If you're a designer who works with clients, here's something you're probably familiar with: the project that never ends. The actual designing may take a matter of hours, but presenting the idea to a client, making little tweaks and edits, finding a middle ground between your vision and theirs? That process can take months—or even years.
If you ask Julius Ingemann Breitenstein, a recent graduate in product design at Central St. Martins in London, the problem lies in the ideation stage. "When you’re talking to a client and they say something like, 'I want it to feel more jazzy,' he says, "you can spend a week sketching, then come back and they say, 'this doesn't feel jazzy to me."

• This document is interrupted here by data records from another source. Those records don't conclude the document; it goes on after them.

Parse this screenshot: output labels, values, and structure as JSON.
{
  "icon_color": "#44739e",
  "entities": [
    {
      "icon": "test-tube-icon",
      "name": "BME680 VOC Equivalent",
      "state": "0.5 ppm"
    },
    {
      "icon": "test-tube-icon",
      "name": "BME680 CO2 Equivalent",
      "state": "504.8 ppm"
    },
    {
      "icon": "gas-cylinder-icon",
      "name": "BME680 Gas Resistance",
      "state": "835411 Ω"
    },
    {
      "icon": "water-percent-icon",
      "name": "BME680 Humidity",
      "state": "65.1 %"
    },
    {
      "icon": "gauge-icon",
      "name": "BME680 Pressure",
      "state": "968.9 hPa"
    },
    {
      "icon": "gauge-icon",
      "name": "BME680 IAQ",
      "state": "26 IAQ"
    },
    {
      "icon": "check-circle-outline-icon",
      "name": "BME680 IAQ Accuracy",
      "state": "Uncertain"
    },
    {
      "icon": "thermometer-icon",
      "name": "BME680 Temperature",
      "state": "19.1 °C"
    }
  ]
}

For his graduate project, Ingemann Breitenstein spent time in product design studios across London researching the inefficiencies in that designer-client process. The result is an algorithm that takes a basic idea for a product and generates countless variations on its design—as directed by a physical controller. Ingemann Breitenstein calls the machine the Unpaid Intern—a tongue-and-cheek nod to the mindless photoshopping and last minute tweaking it could conceivably reduce.
Right now, Unpaid Intern is still just a concept (no need to fear for your position just yet). Ingemann Breitenstein has built out a prototype of the controller, which looks a bit like a synthesizer. The controller corresponds with a screen, where a program similar to CAD will show the product's basic design. The lower level of knobs on the controller manage the pre-settings, so that you can customize them to range from radical to conservative, for example, or simple to complex. One you've set those, the top row of knobs changes the designs on the screen.
In practice, that would look a bit like this: A designer creates a product, a simple T-shaped object, for example, within the software. She can then use the preset knobs to define the design language—is she iterating for the shape? The complexity of the surface modeling? That can all be decided ahead of time. Then upper knobs can then be used for refinement—to control how much or how little those setting affect the object. The T can morph into something soft or angular as the knobs turn, or it can take on the elements of a new shape. It's a tool that would be most useful in presentations; essentially, it allows you to iterate on a design in front of a client in real-time.
The idea of using generative algorithms in design is not a new one. The Dutch designer Joris Laarman, for example, uses a computer algorithm to generate the design of his Bone Chair based on the way that a bone would grow. In her MIT Mediated Matter lab, Neri Oxman employs algorithms to organically design all kinds of exotic objects, most recently a skeletal mask for Björk. The difference with Unpaid Intern, Ingemann Breitenstein says, is simply that it employs the use of algorithms earlier on in the process, rather than to spit out the final design.
Ultimately, the end goal is a device that will allow designers to collaboratively iterate—with each other or with clients. The idea is that by getting everyone on the same page early on, you can cut out the back-and-forth. The next step, Ingemann Breitenstein says, is to actually program the algorithm, a job he'll have to outsource to a web designer. In the meantime, he's post-graduation and on the job hunt—and hoping to skip the unpaid internship.